Wednesday, January 16, 2019


Two days ago, I started using the Unity3D game development tool. Interestingly, Unity3D is the most pervasive tool in the Game Dev industry... it is everywhere. I've been making games since 1982, but have never used it before.

I'm one of those dinosaurs keeping to the old way of doing things, and making my own game engines. Think of a manual 3-gear transmission Willys Jeep instead of heated seats, 7 cup-holder, navsat SUV.

So far, I like it better than I thought I would. In this blog article, I will collect some gotchas, insights, surprises that I will undoubtedly encounter.

1. Project loads are slow. Once inside the editor, make sure you stop "Playback" before editing anything... all edits during playback will be lost.
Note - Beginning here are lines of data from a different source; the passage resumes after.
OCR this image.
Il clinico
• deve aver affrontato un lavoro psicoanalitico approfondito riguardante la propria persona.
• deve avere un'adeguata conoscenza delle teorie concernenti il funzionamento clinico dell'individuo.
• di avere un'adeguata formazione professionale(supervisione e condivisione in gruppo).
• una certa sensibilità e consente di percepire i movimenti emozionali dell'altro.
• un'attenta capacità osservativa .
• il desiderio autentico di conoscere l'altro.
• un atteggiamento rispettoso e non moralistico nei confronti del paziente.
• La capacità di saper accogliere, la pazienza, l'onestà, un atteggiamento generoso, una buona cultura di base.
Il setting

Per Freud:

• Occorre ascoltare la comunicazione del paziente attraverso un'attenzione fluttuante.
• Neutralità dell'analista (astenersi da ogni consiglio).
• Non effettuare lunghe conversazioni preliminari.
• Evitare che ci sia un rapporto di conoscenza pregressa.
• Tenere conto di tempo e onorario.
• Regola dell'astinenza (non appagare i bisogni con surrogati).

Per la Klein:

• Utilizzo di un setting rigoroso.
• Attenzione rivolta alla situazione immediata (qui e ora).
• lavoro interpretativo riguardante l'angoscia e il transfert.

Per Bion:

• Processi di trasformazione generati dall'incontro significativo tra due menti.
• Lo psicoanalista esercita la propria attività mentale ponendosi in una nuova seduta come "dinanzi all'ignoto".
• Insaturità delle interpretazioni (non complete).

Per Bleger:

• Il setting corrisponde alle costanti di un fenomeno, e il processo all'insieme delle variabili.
2. Unity uses degrees, not radians for angles.

3. You can only use const for compile-time constants. Not for run-time constants, like C and C++.

4. Unity physics is a wrapper over PhysX. Neither uses ERP and CFM like OpenDE and Bullet Physics do.

5. Unity debug output prints vectors with low precision. So (0.0, 0.3, 1.0) can actually be unit length!

Saturday, January 12, 2019

Sprinkle, Sprinkle, Little Star.

I released a new software application. It is named "Sprinkle, Sprinkle, Little Star" and is available for free for Windows and Linux.

It is a 2D simulation of Gravity acting on a galaxy of stars. It is completely interactive, and you can paint your own galaxy onto a grid, and see the galaxy evolve under Newton's law for gravity.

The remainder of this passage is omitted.